Voilà maintenant plus de vingt ans que
Philippe Djian s'attaque courageusement à la théorie de l'iceberg chère
à l'un des ses « maîtres » américains (cf. « Ardoise »,
Julliard, 2002), « Papy » Hemingway. Théorie littéraire selon
laquelle, dans un roman, la partie immergée de l'iceberg prime sur celle
émergée. En d'autres termes, tout serait dans le non-dit, entre les
lignes, les silences, et l'art, faussement facile, d'écrire les
dialogues.
Dans le cas de « Frictions », roman en cinq parties étalées dans le
temps, où il est question des rapports amoureux et conflictuels mère-fils,
principalement, c'est le père absent qui joue le rôle de la masse inerte
enfouie sous le flot de mots (il disparaît dès le début).
Le problème, c'est que Philippe Djian ne tient pas (ou plus) le rythme
jusqu'au bout. L'intention est là, mais il perd le cap et laisse tomber
la tension, sous les yeux d'un lecteur déstabilisé (ce qui peut être
une bonne chose), voire perdu (c'est dommage s'il bâille). Peut-être
est-ce parce qu'il ne fait pas de plan, méthode de travail dont il se
targue. Cuisine d'écrivain, d'accord, mais si on l'évoque, c'est qu'elle
se voit (et d'ailleurs, il ne se prive pas d'en parler longuement dans les
médias, cet ex-ours sauvage). Et c'est bien de ça qu'il s'agit : les
ficelles du métier sont parfois trop grosses. On n'y croit pas, ou plus.
C'est l'écueil, le piège dans lequel tout écrivain ambitieux craint de
tomber un jour. Un vrai cauchemar : écrire le même livre durant toute sa
carrière, surtout quand on a connu le succès.
Djian a pris de la bouteille depuis la casserole « 37°2 le matin »,
mais le charme est trop souvent rompu. Comme s'il n'y croyait plus lui-même.

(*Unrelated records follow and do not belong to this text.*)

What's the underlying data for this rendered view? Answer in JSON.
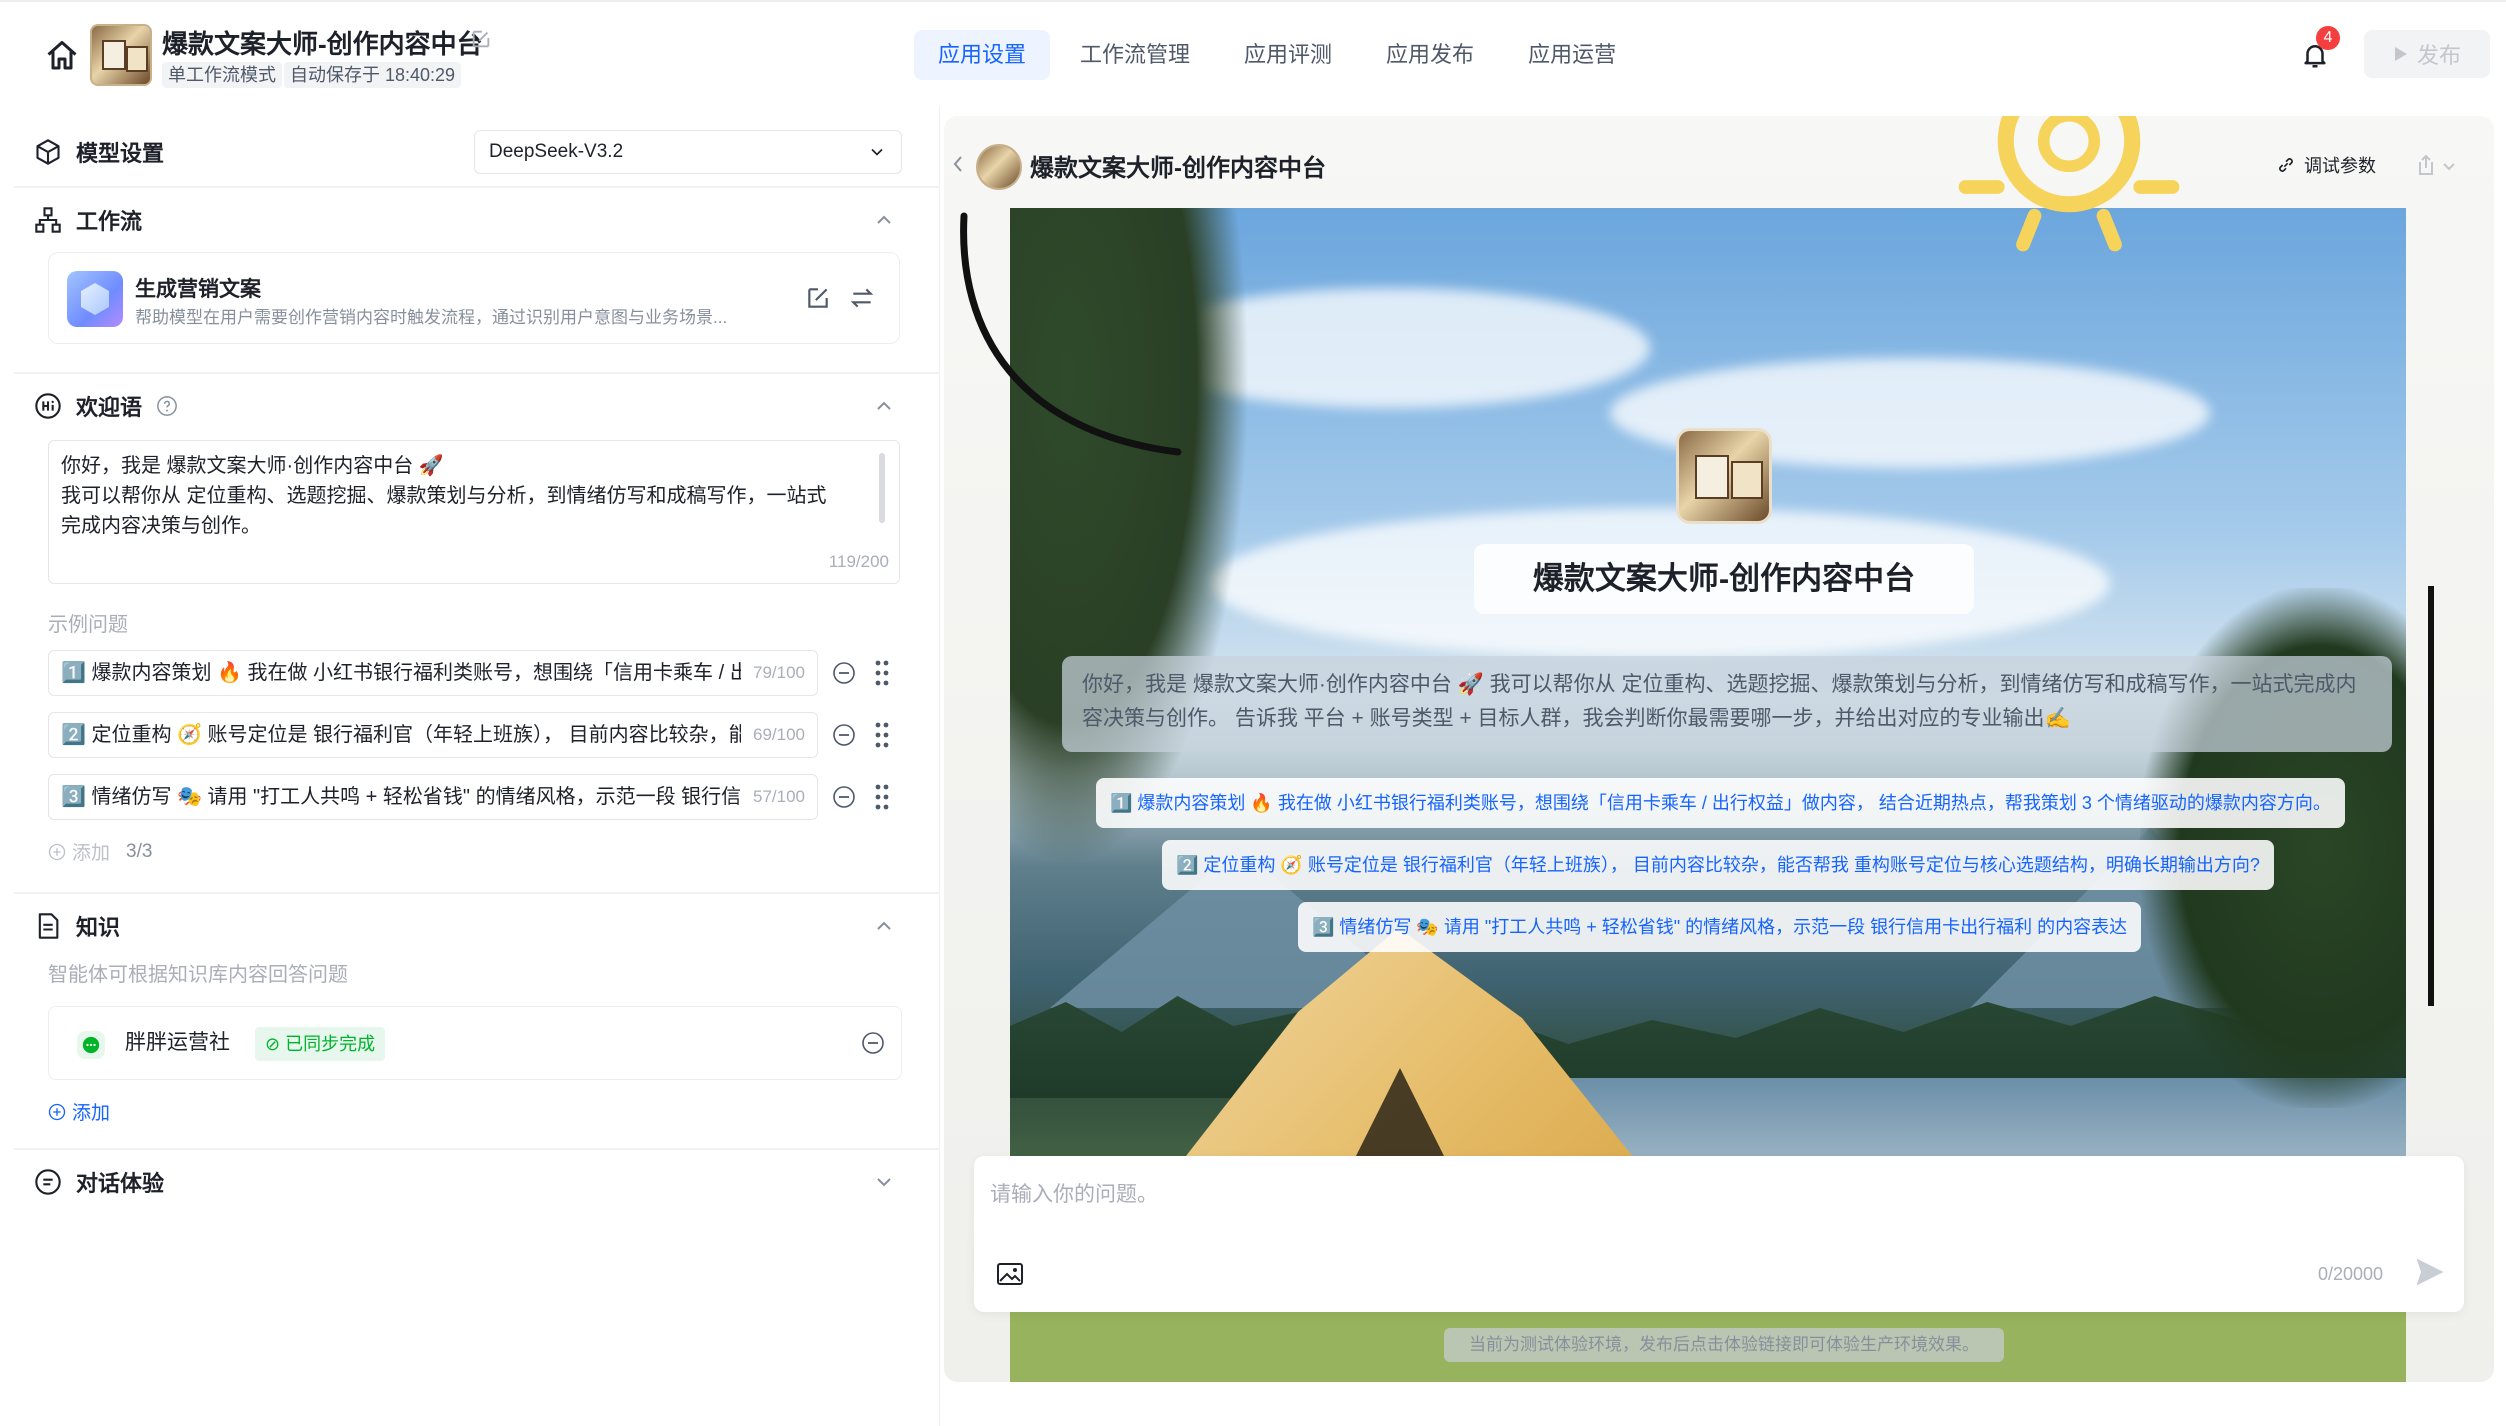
{
  "header": {
    "title": "爆款文案大师-创作内容中台",
    "tags": [
      "单工作流模式",
      "自动保存于 18:40:29"
    ],
    "tabs": [
      {
        "label": "应用设置",
        "active": true
      },
      {
        "label": "工作流管理",
        "active": false
      },
      {
        "label": "应用评测",
        "active": false
      },
      {
        "label": "应用发布",
        "active": false
      },
      {
        "label": "应用运营",
        "active": false
      }
    ],
    "notification_count": "4",
    "publish_label": "发布"
  },
  "left": {
    "model": {
      "title": "模型设置",
      "selected": "DeepSeek-V3.2"
    },
    "workflow": {
      "title": "工作流",
      "item_name": "生成营销文案",
      "item_desc": "帮助模型在用户需要创作营销内容时触发流程，通过识别用户意图与业务场景..."
    },
    "welcome": {
      "title": "欢迎语",
      "lines": [
        "你好，我是  爆款文案大师·创作内容中台 🚀",
        "我可以帮你从  定位重构、选题挖掘、爆款策划与分析，到情绪仿写和成稿写作，一站式",
        "完成内容决策与创作。"
      ],
      "count": "119/200"
    },
    "examples": {
      "label": "示例问题",
      "items": [
        {
          "text": "1️⃣ 爆款内容策划 🔥  我在做 小红书银行福利类账号，想围绕「信用卡乘车 / 出行权益」做内容",
          "count": "79/100"
        },
        {
          "text": "2️⃣ 定位重构 🧭  账号定位是 银行福利官（年轻上班族），  目前内容比较杂，能否帮我",
          "count": "69/100"
        },
        {
          "text": "3️⃣ 情绪仿写 🎭  请用 \"打工人共鸣 + 轻松省钱\" 的情绪风格，示范一段 银行信用卡出行福利",
          "count": "57/100"
        }
      ],
      "add_label": "添加",
      "add_count": "3/3"
    },
    "knowledge": {
      "title": "知识",
      "desc": "智能体可根据知识库内容回答问题",
      "item_name": "胖胖运营社",
      "item_status": "已同步完成",
      "add_label": "添加"
    },
    "chat": {
      "title": "对话体验"
    }
  },
  "preview": {
    "title": "爆款文案大师-创作内容中台",
    "debug_label": "调试参数",
    "bot_name": "爆款文案大师-创作内容中台",
    "intro": "你好，我是 爆款文案大师·创作内容中台 🚀 我可以帮你从 定位重构、选题挖掘、爆款策划与分析，到情绪仿写和成稿写作，一站式完成内容决策与创作。 告诉我 平台 + 账号类型 + 目标人群，我会判断你最需要哪一步，并给出对应的专业输出✍️",
    "chips": [
      "1️⃣ 爆款内容策划 🔥 我在做 小红书银行福利类账号，想围绕「信用卡乘车 / 出行权益」做内容， 结合近期热点，帮我策划 3 个情绪驱动的爆款内容方向。",
      "2️⃣ 定位重构 🧭 账号定位是 银行福利官（年轻上班族）， 目前内容比较杂，能否帮我 重构账号定位与核心选题结构，明确长期输出方向?",
      "3️⃣ 情绪仿写 🎭 请用 \"打工人共鸣 + 轻松省钱\" 的情绪风格，示范一段 银行信用卡出行福利 的内容表达"
    ],
    "input_placeholder": "请输入你的问题。",
    "input_count": "0/20000",
    "footer_note": "当前为测试体验环境，发布后点击体验链接即可体验生产环境效果。"
  },
  "colors": {
    "accent": "#1664ff",
    "success": "#00b42a",
    "badge": "#f53f3f"
  }
}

Il a fini par dompter sa plume, mais la regarde écrire sans plus rien maîtriser,
faute de relecture critique, peut-être. Exemples : dans le deuxième récit
(rien à dire sur la première partie, elle est parfaite, on dirait du
Raymond Carver), même si la scène semble tomber comme un cheveu sur la
soupe, le coup de théâtre consistant à laisser croire qu'une jeune
fille s'est noyée dans un océan (forcément infini et noir et glacial)
fonctionne. Tout bonnement parce qu'il mène à une violente explication,
sur une barque perdue au milieu des flots, lieu clos par excellence, entre
le fiston et Roger, le nouvel amant de sa mère.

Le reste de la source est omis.